Observability Guide
Kamiwaza provides a comprehensive observability stack designed to give administrators visibility into the system's health, performance, and security. This guide covers how to access logs, monitor system health, and integrate Kamiwaza with your existing enterprise observability platforms.
Overview
Kamiwaza's observability architecture is built on open standards:
- Structured Logging: All services emit JSON-structured logs.
- OpenTelemetry (OTEL): Telemetry data is collected and routed via a standard OTEL Collector (In preview).
- Trace Correlation: Requests are traced across distributed services (API → Model Serving → Engine).
By default, Kamiwaza stores logs locally and can optionally aggregate them into a local Grafana/Loki stack or forward them to external systems like Splunk, Datadog, or Dynatrace.
Quick Access to Logs
For immediate troubleshooting, logs are available in the local filesystem.
Local Log Files
All logs are stored in the $KAMIWAZA_ROOT/logs directory by default.
| File | Content | Format | Use For |
|---|---|---|---|
application.jsonl | All application events, errors, and business logic | JSON Lines | Programmatic analysis, OTEL ingestion |
application.log | Human-readable version of application events | Text | Quick manual reading |
audit-events.jsonl | Security and compliance events | JSON Lines | Security auditing |
kamiwazad.log | Service orchestration and startup logs | Text | Troubleshooting startup failures |
kamiwazad-core.log | Stdout/Stderr from core services | Text | Debugging crashes or unhandled errors |
kamiwazad-containers.log | Container orchestration logs | Text | Troubleshooting container lifecycle issues |
OpenTelemetry Integration
Kamiwaza uses an OpenTelemetry Collector to route telemetry data. This allows you to integrate with any OTLP-compatible backend without modifying the application code.

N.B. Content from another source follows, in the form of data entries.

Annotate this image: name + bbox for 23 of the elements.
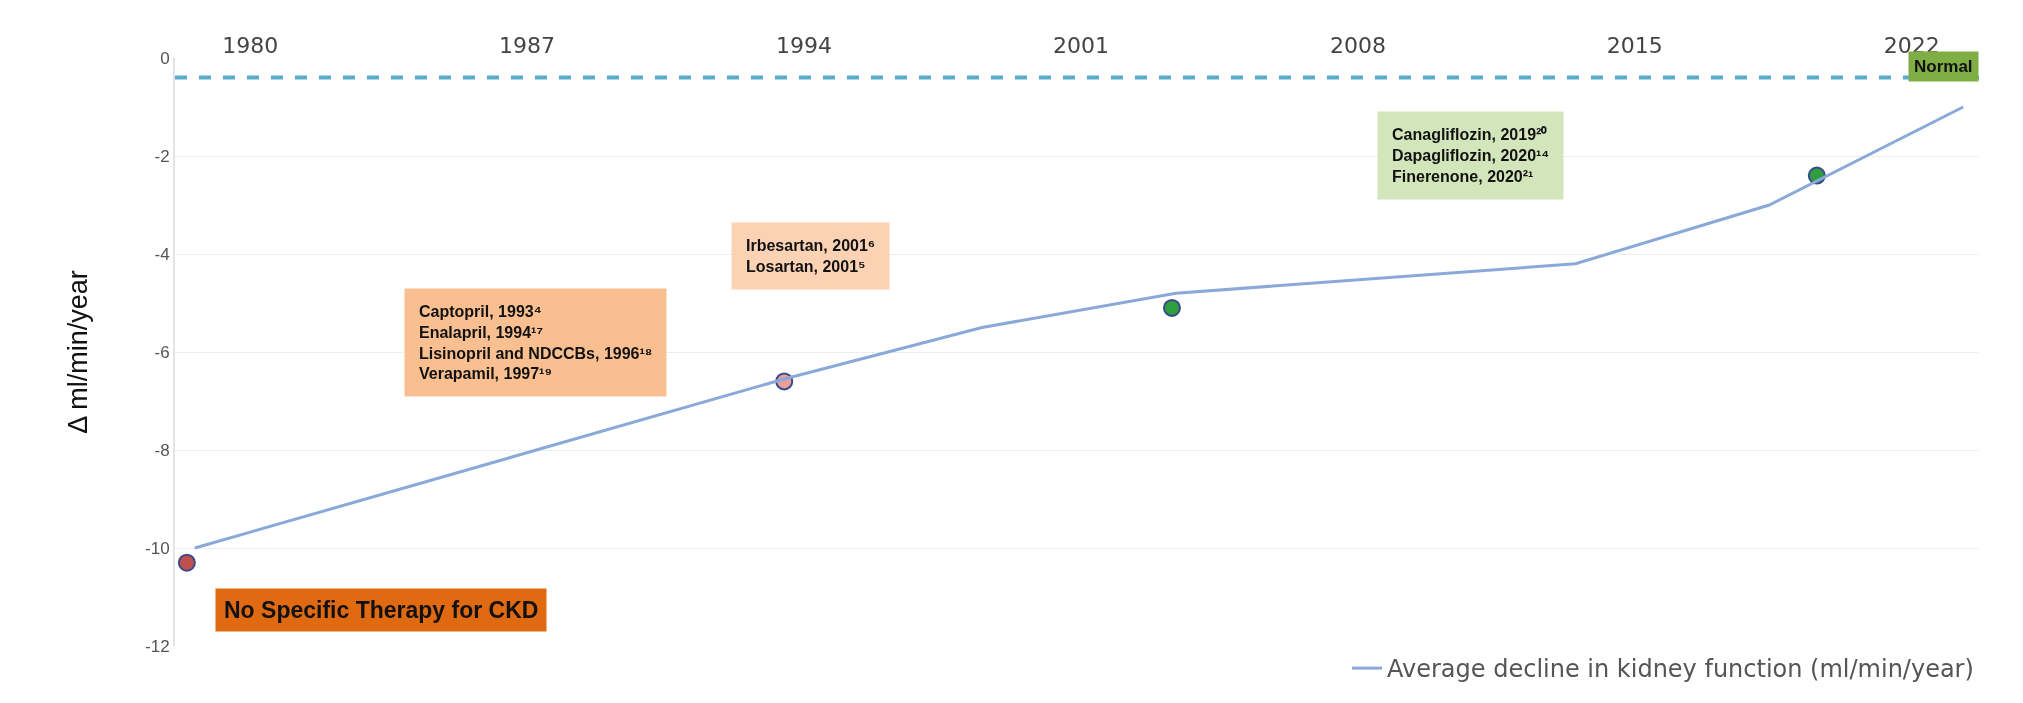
y-tick-label: -8	[154, 440, 170, 460]
y-tick-label: -10	[145, 538, 170, 558]
y-tick-label: -12	[145, 636, 170, 656]
annotation: Irbesartan, 2001⁶ Losartan, 2001⁵	[746, 237, 876, 275]
x-tick-label: 1987	[499, 32, 556, 58]
annotation: Canagliflozin, 2019²⁰ Dapagliflozin, 2020¹⁴ Finerenone, 2020²¹	[1392, 126, 1550, 185]
y-tick-label: -2	[154, 146, 170, 166]
x-tick-label: 2001	[1052, 32, 1109, 58]
point	[1162, 298, 1181, 317]
point	[177, 553, 196, 572]
x-tick-label: 1980	[222, 32, 279, 58]
y-axis-title: Δ ml/min/year	[62, 270, 93, 434]
y-tick-label: -6	[154, 342, 170, 362]
y-tick-label: 0	[160, 48, 170, 68]
x-tick-label: 2008	[1329, 32, 1386, 58]
legend-label: Average decline in kidney function (ml/min/year)	[1387, 655, 1974, 684]
line-series	[193, 105, 1965, 550]
x-tick-label: 1994	[776, 32, 833, 58]
annotation: Captopril, 1993⁴ Enalapril, 1994¹⁷ Lisinopril and NDCCBs, 1996¹⁸ Verapamil, 1997¹⁹	[419, 303, 653, 383]
annotation: No Specific Therapy for CKD	[224, 597, 539, 623]
ref-line-label: Normal	[1914, 57, 1973, 76]
x-tick-label: 2015	[1606, 32, 1663, 58]
y-tick-label: -4	[154, 244, 170, 264]
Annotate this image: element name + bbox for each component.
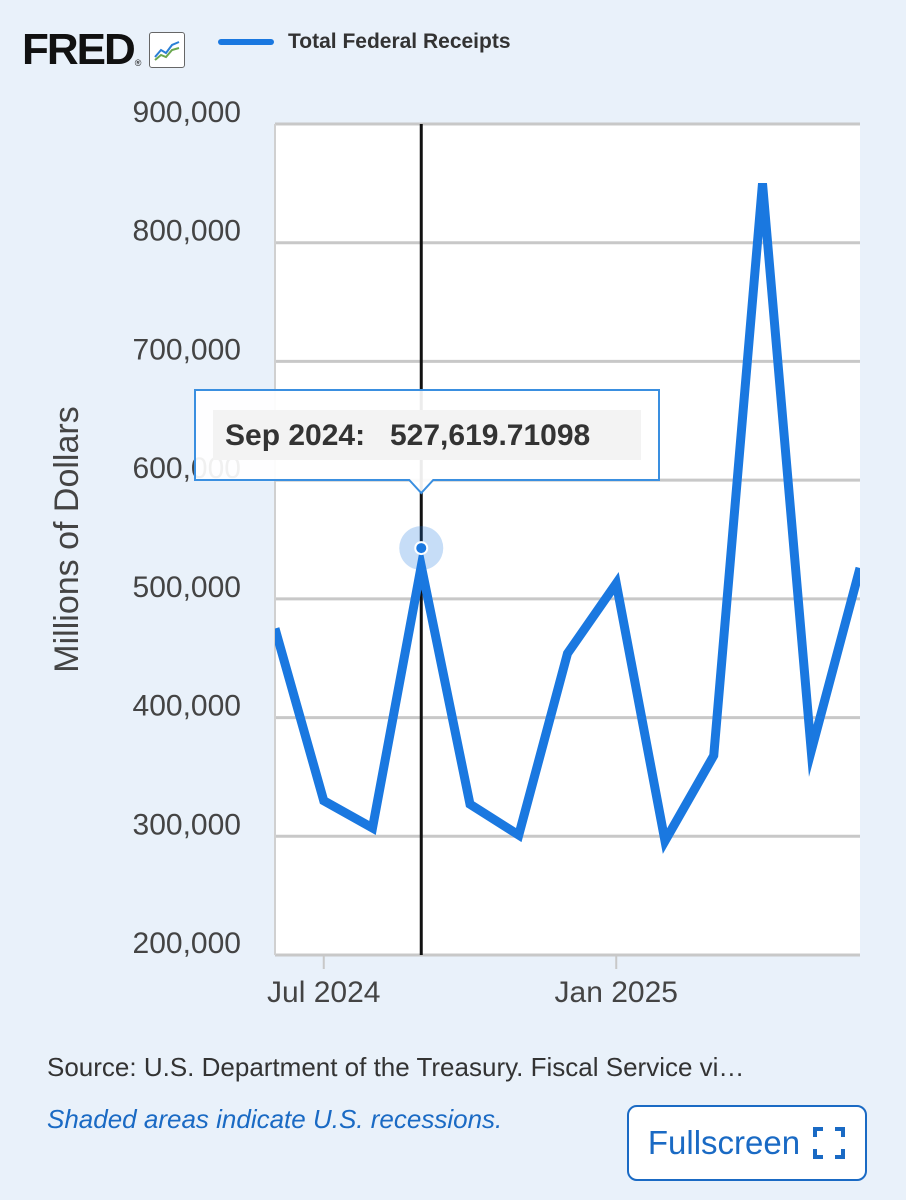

OTEL support is in preview. Trace context propagation across Ray Serve calls and inference engine instrumentation are still in development. Configuration and behavior may change in future releases.
Enabling OpenTelemetry
OTEL is disabled by default. You can enable it via environment variables in your env.sh or runtime configuration:
export KAMIWAZA_OTEL_ENABLED=true
TLS Configuration
By default, Kamiwaza's OTEL exporter uses secure (TLS) connections to communicate with the OTEL Collector. For local development or deployments where the collector runs on the same host without TLS configured, you may need to disable TLS.
The OTEL_EXPORTER_INSECURE environment variable controls this behavior:
| Value | Behavior | Use Case |
|---|---|---|
false (default) | TLS-encrypted gRPC | Production, collector with TLS enabled |
true | Plain gRPC without TLS | Local/same-host collector, development |
To disable TLS for local development:
export OTEL_EXPORTER_INSECURE=true
When using OTEL_EXPORTER_INSECURE=true, telemetry data is transmitted unencrypted. Only use this setting when the collector is on the same host or within a trusted network.
Connecting to External Systems
To forward logs and traces to your enterprise observability platform (e.g., Splunk, Datadog, New Relic), configure the CUSTOMER_OTLP_ENDPOINT variable.
Example Configuration:
# In your env.sh or deployment config
export CUSTOMER_OTLP_ENDPOINT="https://otel-gateway.your-company.com:4317"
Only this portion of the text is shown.